There are a number of other similarities, too. Experts predicted, for example, that leaving the European Union would be bad news for Britain's economy — something which certainly proved to be true in July, when the post-Brexit drop in the British pound earned it the title of the world’s worst performing currency in 2016, according to Bloomberg. Similar warnings have accompanied the possibility of a Trump presidency, with CNBC noting last week that the markets would almost certainly drop if Clinton loses. As Bank of America Merrill Lynch head of global economics Ethan Harris explained,
From the action in the stock market, the equity market is worried about a Trump victory, about the uncertainty of policy under Trump. Normally the equity market responds positively to a Republican doing well in the election. In this election, I think the dominant story is about uncertainty after the election.
But perhaps the most concerning aspect of the Brexit outcome that could easily be repeated in the United States is the way the vote generally affected those living in Britain. Like many Trump supporters, those in favor of leaving the EU often spoke about immigration and wanting to take their country back from foreigners. Perhaps unsurprisingly then, reports of racism and hate crimes increased following the Brexit vote, according to CNN, likely because the result of the election legitimized their beliefs that they had a right to want any non-Brits out of the U.K. immediately.

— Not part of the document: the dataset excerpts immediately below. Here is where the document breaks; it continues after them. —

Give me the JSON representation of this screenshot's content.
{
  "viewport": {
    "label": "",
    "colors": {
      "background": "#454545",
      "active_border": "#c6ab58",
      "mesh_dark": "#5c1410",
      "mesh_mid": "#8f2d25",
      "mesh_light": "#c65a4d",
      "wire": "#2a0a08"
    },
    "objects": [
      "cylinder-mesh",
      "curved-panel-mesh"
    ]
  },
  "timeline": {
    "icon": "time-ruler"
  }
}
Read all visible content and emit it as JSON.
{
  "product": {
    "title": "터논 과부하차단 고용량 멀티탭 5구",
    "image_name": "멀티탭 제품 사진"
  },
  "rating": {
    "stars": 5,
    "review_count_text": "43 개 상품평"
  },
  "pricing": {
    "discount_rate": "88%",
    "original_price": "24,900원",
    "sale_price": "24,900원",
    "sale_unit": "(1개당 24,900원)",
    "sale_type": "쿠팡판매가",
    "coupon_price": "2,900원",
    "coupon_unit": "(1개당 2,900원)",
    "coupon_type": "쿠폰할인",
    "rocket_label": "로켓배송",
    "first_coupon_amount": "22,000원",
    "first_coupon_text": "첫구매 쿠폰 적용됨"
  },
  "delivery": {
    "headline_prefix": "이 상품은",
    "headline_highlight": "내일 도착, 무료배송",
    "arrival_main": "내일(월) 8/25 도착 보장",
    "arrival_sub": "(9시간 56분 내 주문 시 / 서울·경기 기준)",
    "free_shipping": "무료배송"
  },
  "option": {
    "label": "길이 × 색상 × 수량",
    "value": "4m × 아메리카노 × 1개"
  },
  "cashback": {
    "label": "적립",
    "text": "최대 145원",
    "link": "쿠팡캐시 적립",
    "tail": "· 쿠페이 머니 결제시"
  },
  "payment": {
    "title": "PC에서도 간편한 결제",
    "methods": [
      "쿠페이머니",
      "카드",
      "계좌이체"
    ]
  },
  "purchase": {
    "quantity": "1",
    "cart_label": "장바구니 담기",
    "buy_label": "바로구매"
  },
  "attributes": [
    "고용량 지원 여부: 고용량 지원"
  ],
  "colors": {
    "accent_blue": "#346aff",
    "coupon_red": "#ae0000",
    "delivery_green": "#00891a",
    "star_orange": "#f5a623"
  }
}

Conservative politician and lawyer Baroness Sayeeda Warsi, who was once part of the "Leave" campaign, told Sky News that the referendum outcome emboldened the anti-immigration stance of "Leave" supporters:
I've spent most of the weekend talking to organizations, individuals and activists who work in the area of race hate crime, who monitor hate crime and they have shown some really disturbing early results from people being stopped in the street and saying look, we voted Leave, it's time for you to leave.
Could the same happen in America under a Trump presidency? It wouldn't be surprising. After all, we've already begun to see the effects of "Trumpism," such as the rise of racist comments among school children as a result of Trump's anti-immigrant stance. According to The Huffington Post, a report by the Southern Poverty Law Center found that teachers across the country have seen black, Mexican, and Muslim students taunted by their peers, and that many non-white students have expressed fears of being deported — even if they are American citizens. And many of Trump's adult supporters have shown the same kind of behavior, according to People, particularly at rallies, where supporters can be heard "unapologetically hurling profanities [and] violent threats along with sexist, racial and ethnic slurs."

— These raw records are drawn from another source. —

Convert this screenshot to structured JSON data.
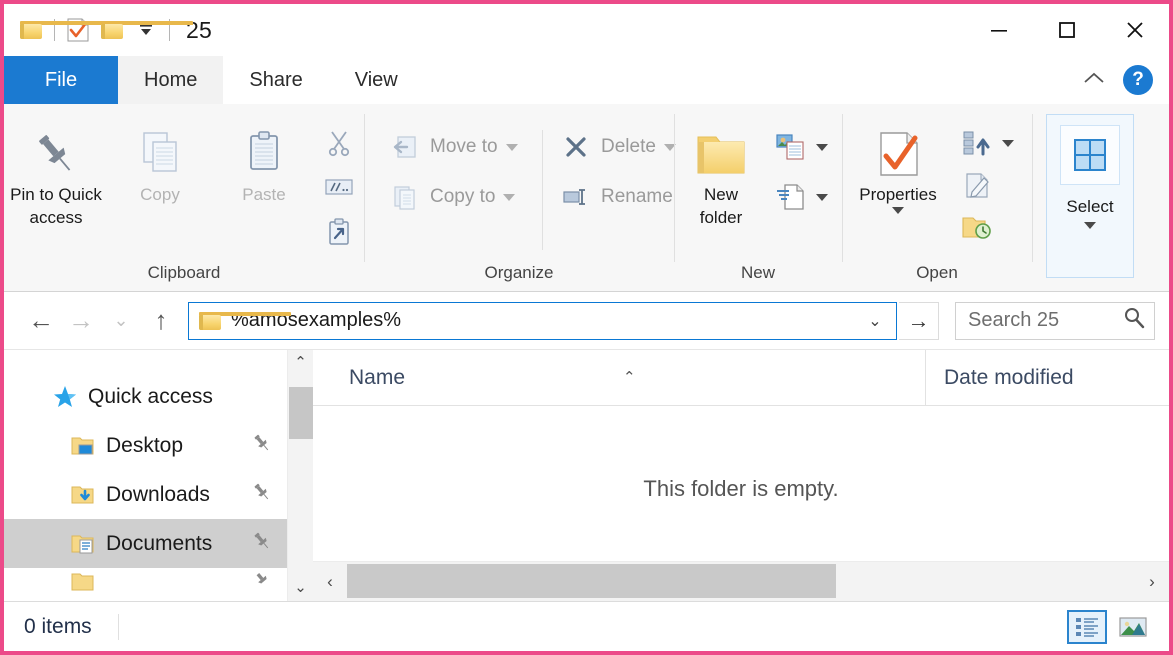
{
  "window": {
    "title": "25",
    "quick_access_toolbar": [
      {
        "name": "folder-icon",
        "label": "Properties folder"
      },
      {
        "name": "properties-checkmark-icon",
        "label": "Properties"
      },
      {
        "name": "new-folder-icon",
        "label": "New folder"
      },
      {
        "name": "customize-dropdown-icon",
        "label": "Customize Quick Access Toolbar"
      }
    ],
    "controls": {
      "minimize": "—",
      "maximize": "□",
      "close": "✕"
    }
  },
  "tabs": [
    {
      "label": "File",
      "state": "file"
    },
    {
      "label": "Home",
      "state": "active"
    },
    {
      "label": "Share",
      "state": "normal"
    },
    {
      "label": "View",
      "state": "normal"
    }
  ],
  "tabrow_right": {
    "collapse_ribbon": "⌃",
    "help": "?"
  },
  "ribbon": {
    "groups": [
      {
        "title": "Clipboard",
        "big_buttons": [
          {
            "label": "Pin to Quick\naccess",
            "label_line1": "Pin to Quick",
            "label_line2": "access",
            "disabled": false,
            "icon": "pin-icon"
          },
          {
            "label": "Copy",
            "disabled": true,
            "icon": "copy-icon"
          },
          {
            "label": "Paste",
            "disabled": true,
            "icon": "paste-icon"
          }
        ],
        "small_buttons": [
          {
            "label": "Cut",
            "icon": "scissors-icon",
            "disabled": true
          },
          {
            "label": "Copy path",
            "icon": "copy-path-icon",
            "disabled": true
          },
          {
            "label": "Paste shortcut",
            "icon": "paste-shortcut-icon",
            "disabled": true
          }
        ]
      },
      {
        "title": "Organize",
        "small_buttons": [
          {
            "label": "Move to",
            "icon": "move-to-icon",
            "disabled": true,
            "has_caret": true
          },
          {
            "label": "Copy to",
            "icon": "copy-to-icon",
            "disabled": true,
            "has_caret": true
          },
          {
            "label": "Delete",
            "icon": "delete-x-icon",
            "disabled": true,
            "has_caret": true
          },
          {
            "label": "Rename",
            "icon": "rename-icon",
            "disabled": true,
            "has_caret": false
          }
        ]
      },
      {
        "title": "New",
        "big_buttons": [
          {
            "label_line1": "New",
            "label_line2": "folder",
            "disabled": false,
            "icon": "new-folder-icon"
          }
        ],
        "small_buttons": [
          {
            "label": "New item",
            "icon": "new-item-icon",
            "disabled": false,
            "has_caret": true
          },
          {
            "label": "Easy access",
            "icon": "easy-access-icon",
            "disabled": false,
            "has_caret": true
          }
        ]
      },
      {
        "title": "Open",
        "big_buttons": [
          {
            "label": "Properties",
            "disabled": false,
            "icon": "properties-checkmark-icon",
            "has_caret": true
          }
        ],
        "small_buttons": [
          {
            "label": "Open",
            "icon": "open-icon",
            "disabled": false,
            "has_caret": true
          },
          {
            "label": "Edit",
            "icon": "edit-pencil-icon",
            "disabled": false,
            "has_caret": false
          },
          {
            "label": "History",
            "icon": "history-icon",
            "disabled": false,
            "has_caret": false
          }
        ]
      }
    ],
    "select_button": {
      "label": "Select",
      "icon": "select-grid-icon",
      "highlighted": true
    }
  },
  "navbar": {
    "back": "←",
    "forward": "→",
    "recent": "⌄",
    "up": "↑",
    "address_value": "%amosexamples%",
    "address_dropdown": "⌄",
    "go": "→",
    "search_placeholder": "Search 25",
    "search_icon": "search-icon"
  },
  "sidebar": {
    "items": [
      {
        "label": "Quick access",
        "icon": "quick-access-star-icon",
        "level": "root",
        "pinned": false,
        "selected": false
      },
      {
        "label": "Desktop",
        "icon": "desktop-folder-icon",
        "level": "child",
        "pinned": true,
        "selected": false
      },
      {
        "label": "Downloads",
        "icon": "downloads-folder-icon",
        "level": "child",
        "pinned": true,
        "selected": false
      },
      {
        "label": "Documents",
        "icon": "documents-folder-icon",
        "level": "child",
        "pinned": true,
        "selected": true
      }
    ],
    "scroll": {
      "up": "⌃",
      "down": "⌄"
    }
  },
  "filelist": {
    "columns": [
      {
        "label": "Name",
        "sorted": "asc",
        "sort_caret": "⌃"
      },
      {
        "label": "Date modified",
        "sorted": "none"
      }
    ],
    "empty_message": "This folder is empty.",
    "hscroll": {
      "left": "‹",
      "right": "›"
    }
  },
  "statusbar": {
    "item_count": "0 items",
    "view_buttons": [
      {
        "name": "details-view",
        "label": "Details view",
        "selected": true
      },
      {
        "name": "large-icons-view",
        "label": "Large icons view",
        "selected": false
      }
    ]
  },
  "colors": {
    "accent": "#1b7ad1",
    "window_border": "#ec4a89",
    "ribbon_bg": "#f7f7f7",
    "selection": "#cfcfcf",
    "folder_yellow": "#f8d46e",
    "checkmark_orange": "#e8622a"
  }
}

Then, of course, let's not forget what was perhaps the most surprising story to come out of the Brexit referendum — the fact that, the day after, many "Leave" voters were bewildered to find out that the votes they thought they'd cast in protest actually led to an outcome they didn't actually want (remember the trending hashtag #regrexit in the days following the vote?). According to Business Insider UK, an October study found that "the portion of 'Leave' voters who regret their vote (or [who] 'don't know') is greater than the total margin of victory for Brexit." Yikes.
One person who isn't even slightly fazed by the Brexit comparison though? Donald Trump himself. According to NPR, the Republican nominee told supporters at an rally in North Carolina Monday that the results of the election would be "Brexit plus, plus, plus." As for whether or not he's right about that, it looks like we will have to wait and see when the polls finally close and the votes are counted.